Closeup B.

About 30 different flows have been recognized. Grouped within a major rock unit called the Plateau Rhyolite ([fig. 5]), they cover more than 1,000 square miles. The gently rolling plateau surface of central Yellowstone, broken here and there by clusters of low-lying hills and ridges, is essentially the landscape that characterized the upper surfaces of the lava flows soon after they cooled and solidified. Natural valleys formed between some of the adjacent flows, and in places streams still follow these readymade channels. Rhyolite, in both lava flows and ash-flow tuffs, is by far the predominant rock type seen along the Park roads.

Several basalt flows were erupted along with the more common rhyolite flows, and in the vicinity of Tower Falls they form some of the most unusual rock units in the whole Park area ([fig. 33]).
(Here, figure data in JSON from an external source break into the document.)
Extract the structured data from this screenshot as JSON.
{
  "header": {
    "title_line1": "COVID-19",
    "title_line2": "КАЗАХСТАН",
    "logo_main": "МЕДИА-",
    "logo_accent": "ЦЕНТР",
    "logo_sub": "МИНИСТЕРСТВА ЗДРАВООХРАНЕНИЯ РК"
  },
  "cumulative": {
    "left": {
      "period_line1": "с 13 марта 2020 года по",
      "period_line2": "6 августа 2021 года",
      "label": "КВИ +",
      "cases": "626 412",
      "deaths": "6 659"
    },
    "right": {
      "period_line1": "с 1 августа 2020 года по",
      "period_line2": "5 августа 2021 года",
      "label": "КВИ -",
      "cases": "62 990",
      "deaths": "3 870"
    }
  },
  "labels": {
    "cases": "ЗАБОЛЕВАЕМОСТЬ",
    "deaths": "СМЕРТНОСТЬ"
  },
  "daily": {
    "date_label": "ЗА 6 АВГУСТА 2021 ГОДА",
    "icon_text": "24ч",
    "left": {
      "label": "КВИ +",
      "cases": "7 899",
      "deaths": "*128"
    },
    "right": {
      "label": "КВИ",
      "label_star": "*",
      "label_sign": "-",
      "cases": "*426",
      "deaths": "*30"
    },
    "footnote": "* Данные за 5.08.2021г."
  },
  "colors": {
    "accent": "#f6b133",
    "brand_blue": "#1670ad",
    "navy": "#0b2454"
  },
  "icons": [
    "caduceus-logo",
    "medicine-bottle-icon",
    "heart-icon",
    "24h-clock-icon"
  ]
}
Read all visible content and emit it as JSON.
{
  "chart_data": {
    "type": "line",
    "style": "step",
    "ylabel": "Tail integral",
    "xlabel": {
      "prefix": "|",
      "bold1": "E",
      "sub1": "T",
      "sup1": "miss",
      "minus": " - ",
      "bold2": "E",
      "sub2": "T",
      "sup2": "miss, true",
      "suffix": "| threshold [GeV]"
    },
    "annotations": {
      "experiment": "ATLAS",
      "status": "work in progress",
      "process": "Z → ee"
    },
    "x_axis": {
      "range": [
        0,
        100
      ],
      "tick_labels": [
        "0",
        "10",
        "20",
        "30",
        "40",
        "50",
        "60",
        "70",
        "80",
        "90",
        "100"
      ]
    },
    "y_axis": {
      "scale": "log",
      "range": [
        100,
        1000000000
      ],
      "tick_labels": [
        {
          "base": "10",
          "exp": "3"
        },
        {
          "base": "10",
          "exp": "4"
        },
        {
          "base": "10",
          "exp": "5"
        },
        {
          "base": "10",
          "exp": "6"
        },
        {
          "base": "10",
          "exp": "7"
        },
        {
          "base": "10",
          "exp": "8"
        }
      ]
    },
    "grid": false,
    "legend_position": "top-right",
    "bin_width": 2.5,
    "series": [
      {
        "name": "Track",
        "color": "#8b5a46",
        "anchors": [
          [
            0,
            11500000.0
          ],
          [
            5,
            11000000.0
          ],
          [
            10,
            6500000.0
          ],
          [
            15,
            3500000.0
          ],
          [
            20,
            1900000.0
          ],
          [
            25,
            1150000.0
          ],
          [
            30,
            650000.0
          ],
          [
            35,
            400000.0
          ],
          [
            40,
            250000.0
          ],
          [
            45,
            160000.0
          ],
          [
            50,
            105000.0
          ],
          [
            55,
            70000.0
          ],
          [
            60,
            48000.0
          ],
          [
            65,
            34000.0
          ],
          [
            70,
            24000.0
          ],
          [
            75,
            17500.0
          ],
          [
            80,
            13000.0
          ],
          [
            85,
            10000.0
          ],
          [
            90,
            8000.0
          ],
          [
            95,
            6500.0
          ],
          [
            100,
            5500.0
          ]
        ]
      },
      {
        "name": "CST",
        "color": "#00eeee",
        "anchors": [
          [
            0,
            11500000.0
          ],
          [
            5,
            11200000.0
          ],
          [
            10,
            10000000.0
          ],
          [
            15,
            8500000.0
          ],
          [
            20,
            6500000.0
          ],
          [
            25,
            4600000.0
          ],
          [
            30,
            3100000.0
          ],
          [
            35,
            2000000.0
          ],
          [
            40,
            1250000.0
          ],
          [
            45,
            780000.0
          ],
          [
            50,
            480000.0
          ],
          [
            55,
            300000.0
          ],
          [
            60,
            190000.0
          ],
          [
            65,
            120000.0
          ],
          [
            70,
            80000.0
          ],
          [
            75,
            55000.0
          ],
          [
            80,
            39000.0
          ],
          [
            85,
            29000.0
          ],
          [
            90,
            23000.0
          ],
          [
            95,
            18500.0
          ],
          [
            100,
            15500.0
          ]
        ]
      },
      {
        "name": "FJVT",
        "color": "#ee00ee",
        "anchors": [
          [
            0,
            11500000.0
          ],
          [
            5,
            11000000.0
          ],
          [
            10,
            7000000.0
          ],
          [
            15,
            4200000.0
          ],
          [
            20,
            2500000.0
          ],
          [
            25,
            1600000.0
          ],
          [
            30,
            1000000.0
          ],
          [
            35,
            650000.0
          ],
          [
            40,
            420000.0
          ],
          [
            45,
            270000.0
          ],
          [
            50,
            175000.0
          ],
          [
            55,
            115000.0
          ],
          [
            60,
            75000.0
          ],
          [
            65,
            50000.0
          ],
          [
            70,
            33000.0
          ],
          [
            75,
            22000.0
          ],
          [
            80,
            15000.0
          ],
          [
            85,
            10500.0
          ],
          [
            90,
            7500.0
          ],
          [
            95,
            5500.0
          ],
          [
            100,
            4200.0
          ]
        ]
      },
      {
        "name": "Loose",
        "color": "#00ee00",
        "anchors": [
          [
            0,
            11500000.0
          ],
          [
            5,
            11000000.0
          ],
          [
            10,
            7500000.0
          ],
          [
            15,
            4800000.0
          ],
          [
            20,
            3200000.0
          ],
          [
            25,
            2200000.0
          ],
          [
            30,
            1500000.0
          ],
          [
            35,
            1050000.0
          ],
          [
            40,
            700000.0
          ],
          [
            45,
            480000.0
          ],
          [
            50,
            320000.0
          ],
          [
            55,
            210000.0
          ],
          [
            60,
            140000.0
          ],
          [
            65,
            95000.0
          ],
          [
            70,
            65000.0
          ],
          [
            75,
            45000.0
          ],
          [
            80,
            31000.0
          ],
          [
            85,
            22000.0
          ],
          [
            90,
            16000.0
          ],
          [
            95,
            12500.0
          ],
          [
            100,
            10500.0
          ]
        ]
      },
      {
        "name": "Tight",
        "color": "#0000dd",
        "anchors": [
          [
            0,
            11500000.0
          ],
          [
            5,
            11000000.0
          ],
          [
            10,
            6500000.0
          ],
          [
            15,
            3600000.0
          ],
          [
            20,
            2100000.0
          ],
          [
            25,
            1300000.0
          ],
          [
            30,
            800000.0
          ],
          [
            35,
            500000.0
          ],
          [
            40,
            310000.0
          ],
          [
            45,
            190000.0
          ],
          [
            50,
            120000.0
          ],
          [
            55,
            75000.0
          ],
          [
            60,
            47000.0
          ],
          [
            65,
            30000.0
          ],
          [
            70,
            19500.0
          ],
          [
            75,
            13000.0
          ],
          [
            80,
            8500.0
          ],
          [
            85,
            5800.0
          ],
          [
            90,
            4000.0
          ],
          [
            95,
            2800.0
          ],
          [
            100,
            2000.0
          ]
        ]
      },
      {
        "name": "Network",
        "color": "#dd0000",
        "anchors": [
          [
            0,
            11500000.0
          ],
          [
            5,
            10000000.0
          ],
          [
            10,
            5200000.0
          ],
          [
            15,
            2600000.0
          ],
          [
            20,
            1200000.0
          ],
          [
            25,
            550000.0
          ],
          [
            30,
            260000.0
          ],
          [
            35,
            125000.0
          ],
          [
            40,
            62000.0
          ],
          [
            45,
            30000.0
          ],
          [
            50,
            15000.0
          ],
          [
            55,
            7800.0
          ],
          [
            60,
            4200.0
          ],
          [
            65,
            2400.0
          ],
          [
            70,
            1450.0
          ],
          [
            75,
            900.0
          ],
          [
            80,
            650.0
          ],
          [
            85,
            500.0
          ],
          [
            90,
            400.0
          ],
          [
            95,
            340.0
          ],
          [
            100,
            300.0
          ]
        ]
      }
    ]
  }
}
As the flows cooled, contraction cracks broke the basalt into a series of upright many-sided columns; from a distance they appear as a solid row of fenceposts. They are now covered by younger rocks, but if one could see the upper flat surface of the basalt layers where just the ends of the columns are sticking out, the pattern would be like that seen in a honeycomb.

During the eruptions of the Plateau Rhyolite, at least one relatively small caldera-making event occurred in the central Yellowstone region. This “inner” caldera developed sometime between 125,000 and 200,000 years ago, forming the deep depression now filled by the West Thumb of Yellowstone Lake ([fig. 22]). Like the main Yellowstone caldera, but on a much smaller scale, it formed as a direct result of the explosive eruption of rhyolitic ash flows and subsequent collapse of an oval-shaped area approximately 4 miles wide and 6 miles long. West Thumb is nearly the same size as Crater Lake, Oregon, which occupies one of the world’s best-known calderas.

With the outpouring of the last lava flows 60,000-75,000 years ago, the forces of Quaternary volcanism finally died down. The hot-water and steam activity, however, still remains as a vivid reminder of Yellowstone’s volcanic past. But who can say even now that we are witnessing the final stage of volcanism? Someday, quite conceivably, there might be yet another outburst of molten rock—only time, of course, will tell.

TWO LEDGES OF BASALT spectacularly exposed in the east wall of the Grand Canyon of the Yellowstone at The Narrows near Tower Falls. The light-colored rocks between the basalt flows are ancient stream gravels deposited about 1½ million years ago, when the channel of the Yellowstone River was farther east and not as deep as it is today. The hill is capped by lake sediments, sand, and gravel deposited when the Yellowstone River was blocked by a glacial dam farther downstream (to the left). The brown rocks at the base of the cliff are Absaroka andesite breccias. (Fig. 33)

Pronounced columnar jointing of the basalt is seen at close range at the edge of the road on the opposite (west) side of the canyon. Inset shows the dense character of the black basalt, which consists of microscopic crystals of feldspar, pyroxene, olivine, and magnetite.